I spent a whole day with pull mock-ups and ended up going with (as often is the case) with the first idea I had. I thankfully acquired some bits of Ornamental Maple from Jody that I used for the pulls. Thee wood more resembles Olive wood than maple and it has a smell which I think of a more subdued King Wood fragrance. Whatever the case it is a great match for the cabinet. I also used this wood for the flipper-flopper and leveler for the door.
Contrary to my previous statement I did not have the worst of times carving these little guys, but it was much more time consuming than I would have liked. Reflecting on it though I find that the pulls are a very important part of as piece. Sure people can touch and caress a cabinet all they want but the pulls are the only point of contact for performing the function of a drawer or door. If the pulls feel wrong then people will feel put off by using them. Maybe they wont pull out the drawer so often to notice how it grabs a bit as it almost comes out. Maybe they wont notice the playful cushion of air softening the closing of a door but think instead about an awkwardness.

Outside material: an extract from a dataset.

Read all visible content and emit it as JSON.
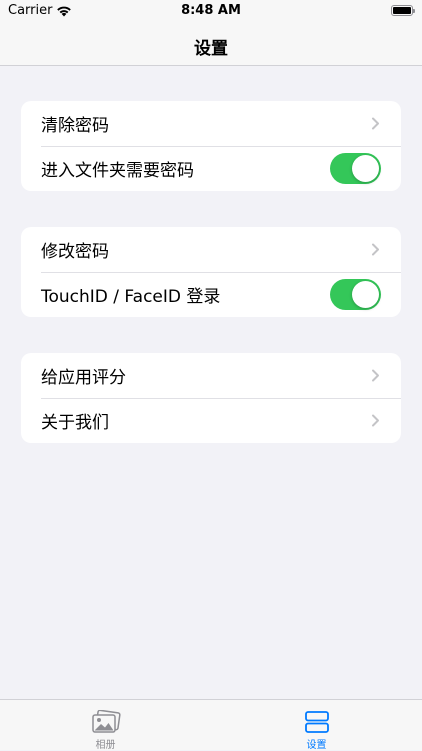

Anywho on the technical side. The picture above shows wholes being drilled for dowels. I used tiny dowels instead of live tenons because the grain of the pull in oriented along its length. This means that the "post" only offer short grain. The dowels act as cross reinforcement to the pull.
Ah the slot mortiser with x-y table. Such a beneficial tool to have! I'm not often a fan of sophisticated jigs (which the xy table basically is) but this is one that denfinently will pay off. Here I just used it for the dowel plunge drilling. I clamped the drawer to the table at the angle I needed then drilled a whole, WITHOUT touching the clamp I moved the table and drilled the next whole perfectly parallel to the first.
Drawers are done and finished, pulls are done and attatched, feels good.
The drawer sides and bottoms of woods I got from Dan (yes one could call him "the man") from Vancouver. Beautiful material that these and probably not any picture could do justice... but these are especially poor. I'm afraid of how many pictures I will want to take of the whole cabinet in proper light when it is done... even the bottom of the drawers! Which leads me to another topic that I don't think I'll write about tonight... maybe another night.